THE eruption of Guatemala’s Volcan de Fuego – Volcano of Fire – that has killed 75 people may have been one of the largest in half a millennium, according to a volcanologist.

Around 190 people remain missing after the explosion on June 3 and its aftermath. Rescue efforts were disrupted by a new eruption on Tuesday.

“Fuego is a very active volcano,” said Dr Ralf Gertisser, a Keele University scientist, explaining Fuego has been continuously erupting since at least 2002.

“The population has been used to these previous small eruptions. Everything was largely restricted to the summit of the volcano but this bigger eruption has caught people by surprise.”

So what exactly happened?

The huge eruption, or explosion, sent a plume of volcanic material – volcanic rock, ash and gas – up to 10km into the atmosphere creating a huge column.

Either gas-rich magma forced its way through the volcano’s internal plumbing or there was a blockage of the volcanic conduit. Any blockage would have increased the gas pressure inside the volcano causing the explosion.

The resulting column collapsed back on the top of the volcano almost immediately, with ash lingering in the air.

What made it so deadly?

As the column collapsed, all the volcanic matter which had been ejected ran down the flanks of the volcano, something that is known as a pyroclastic flow.

Moving at more than 100km per hour and at temperatures of several hundred degrees Celsius, the flow destroyed anything in its way, running down the river valleys and into populated areas.

“You can’t run away from it,” Gertisser said. “There was not much time between the explosion and the eruption column collapsing. It collapsed almost immediately.

“The pyroclastic flow will knock down trees, strip houses from basements, toss cars around. It’s highly destructive. It’s the deadliest and most destructive volcanic phenomenon we know.”

What might happen next?

While there remain worries that the volcano will explode again, another concern is rain fall.
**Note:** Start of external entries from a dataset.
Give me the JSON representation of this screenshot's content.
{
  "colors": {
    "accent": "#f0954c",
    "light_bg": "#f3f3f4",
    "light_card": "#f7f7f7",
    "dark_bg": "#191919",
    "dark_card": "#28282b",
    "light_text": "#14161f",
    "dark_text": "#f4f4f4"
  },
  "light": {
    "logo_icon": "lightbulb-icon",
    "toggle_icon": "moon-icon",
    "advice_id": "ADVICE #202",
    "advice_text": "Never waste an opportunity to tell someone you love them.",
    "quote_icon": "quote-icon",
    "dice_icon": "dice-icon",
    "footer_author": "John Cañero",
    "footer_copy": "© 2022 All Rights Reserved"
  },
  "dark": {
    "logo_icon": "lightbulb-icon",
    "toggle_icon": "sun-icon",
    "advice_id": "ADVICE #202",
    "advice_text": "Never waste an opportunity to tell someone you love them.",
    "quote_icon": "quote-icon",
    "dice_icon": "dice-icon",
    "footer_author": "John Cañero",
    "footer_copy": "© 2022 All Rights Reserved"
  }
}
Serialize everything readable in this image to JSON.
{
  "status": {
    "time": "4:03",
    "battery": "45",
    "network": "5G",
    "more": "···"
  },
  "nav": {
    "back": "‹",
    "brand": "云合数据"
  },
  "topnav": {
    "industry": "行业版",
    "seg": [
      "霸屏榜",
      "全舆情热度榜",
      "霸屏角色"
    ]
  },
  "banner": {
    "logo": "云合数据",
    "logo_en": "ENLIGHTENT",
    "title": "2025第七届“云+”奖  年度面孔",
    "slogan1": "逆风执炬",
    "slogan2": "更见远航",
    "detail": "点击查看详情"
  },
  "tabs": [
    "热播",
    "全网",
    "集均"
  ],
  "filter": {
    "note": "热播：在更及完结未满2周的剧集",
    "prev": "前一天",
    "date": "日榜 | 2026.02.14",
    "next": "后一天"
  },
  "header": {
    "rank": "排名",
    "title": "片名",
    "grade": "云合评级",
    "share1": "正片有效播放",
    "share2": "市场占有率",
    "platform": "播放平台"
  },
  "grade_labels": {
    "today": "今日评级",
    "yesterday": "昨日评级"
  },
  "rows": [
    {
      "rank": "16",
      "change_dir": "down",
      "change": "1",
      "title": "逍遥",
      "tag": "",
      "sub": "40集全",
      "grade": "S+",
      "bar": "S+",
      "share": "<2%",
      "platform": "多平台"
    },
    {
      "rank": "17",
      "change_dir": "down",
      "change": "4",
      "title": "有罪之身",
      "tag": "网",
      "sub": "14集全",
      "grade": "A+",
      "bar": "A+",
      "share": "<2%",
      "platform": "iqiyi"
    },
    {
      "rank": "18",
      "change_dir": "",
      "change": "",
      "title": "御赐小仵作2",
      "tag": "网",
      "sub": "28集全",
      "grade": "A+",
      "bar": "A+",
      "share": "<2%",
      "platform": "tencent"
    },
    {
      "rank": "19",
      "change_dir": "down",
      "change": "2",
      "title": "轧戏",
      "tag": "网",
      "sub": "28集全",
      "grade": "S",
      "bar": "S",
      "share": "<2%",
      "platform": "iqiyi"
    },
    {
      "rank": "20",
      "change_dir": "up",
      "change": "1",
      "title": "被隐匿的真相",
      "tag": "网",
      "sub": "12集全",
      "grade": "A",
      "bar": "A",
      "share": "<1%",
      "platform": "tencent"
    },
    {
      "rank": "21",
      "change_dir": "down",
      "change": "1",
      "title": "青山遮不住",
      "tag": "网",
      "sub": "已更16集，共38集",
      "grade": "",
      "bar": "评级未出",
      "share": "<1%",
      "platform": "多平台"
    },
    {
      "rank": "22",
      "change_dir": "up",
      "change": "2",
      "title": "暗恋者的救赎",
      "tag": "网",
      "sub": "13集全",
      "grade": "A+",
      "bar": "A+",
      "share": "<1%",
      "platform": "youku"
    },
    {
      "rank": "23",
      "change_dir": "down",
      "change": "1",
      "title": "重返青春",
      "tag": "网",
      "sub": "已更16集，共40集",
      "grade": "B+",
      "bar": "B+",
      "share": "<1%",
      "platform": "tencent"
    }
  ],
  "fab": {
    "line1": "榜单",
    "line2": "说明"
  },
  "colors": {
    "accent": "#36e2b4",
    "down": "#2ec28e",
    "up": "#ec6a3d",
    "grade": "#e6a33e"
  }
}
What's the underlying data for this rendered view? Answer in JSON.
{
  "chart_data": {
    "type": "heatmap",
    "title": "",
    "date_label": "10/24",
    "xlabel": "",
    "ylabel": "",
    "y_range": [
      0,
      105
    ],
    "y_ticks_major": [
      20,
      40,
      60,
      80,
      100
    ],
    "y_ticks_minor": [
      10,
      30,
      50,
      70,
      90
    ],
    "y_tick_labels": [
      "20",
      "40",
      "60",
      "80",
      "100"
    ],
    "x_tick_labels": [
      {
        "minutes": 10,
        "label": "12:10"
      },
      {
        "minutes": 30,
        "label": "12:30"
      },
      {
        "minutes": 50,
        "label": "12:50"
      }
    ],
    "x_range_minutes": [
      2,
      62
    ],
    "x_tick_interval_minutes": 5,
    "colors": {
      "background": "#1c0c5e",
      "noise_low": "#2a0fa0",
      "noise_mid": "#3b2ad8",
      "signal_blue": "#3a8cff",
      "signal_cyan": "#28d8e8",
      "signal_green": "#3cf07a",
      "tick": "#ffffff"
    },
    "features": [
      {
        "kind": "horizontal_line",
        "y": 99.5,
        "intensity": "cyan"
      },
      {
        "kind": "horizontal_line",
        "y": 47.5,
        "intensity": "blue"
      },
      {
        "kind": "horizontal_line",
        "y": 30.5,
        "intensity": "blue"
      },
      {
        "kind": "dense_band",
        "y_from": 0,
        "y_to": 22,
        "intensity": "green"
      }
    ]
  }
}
It will dislodge the new, loose volcanic material and create volcanic mudflows.

Why does this volcano look so different from the eruptions in Hawaii?

“Red” volcanoes, like Kilauea in Hawaii, are not as dangerous. The magma bubbles up and out rather than explodes. The “grey” volcanoes, like Fuego, can be more deadly.

The different types of volcanoes occur in different geological settings.

Kilauea is squatter and contains a less gaseous magma. Eruptions have minimal risk to life and the flowing lava moves much slower. Any vertical eruptions are typically caused by the magma touching groundwater. Fuego is on an active continental margin.

Are volcanoes common in this part of the world?

One of 11 active volcanoes in Guatemala, Fuego is big – one of the tallest in the world at 3763 metres above sea level.

Volcanoes like this one get bigger the more they erupt as lava and ash build up to create the mountainous shape with steep sides, known as a stratovolcano.

Given its size it’s no surprise it’s one of the most active volcanoes in the country.

Guatemala sits on the so-called Pacific Ring of Fire, a horseshoe-shaped seismically active region spanning approximately 25,000 miles around the edge of the Pacific Ocean.

It stretches from Indonesia to central and South America, covering New Zealand, the west coast of the US and Japan. It includes about three-quarters of Earth’s active volcanoes.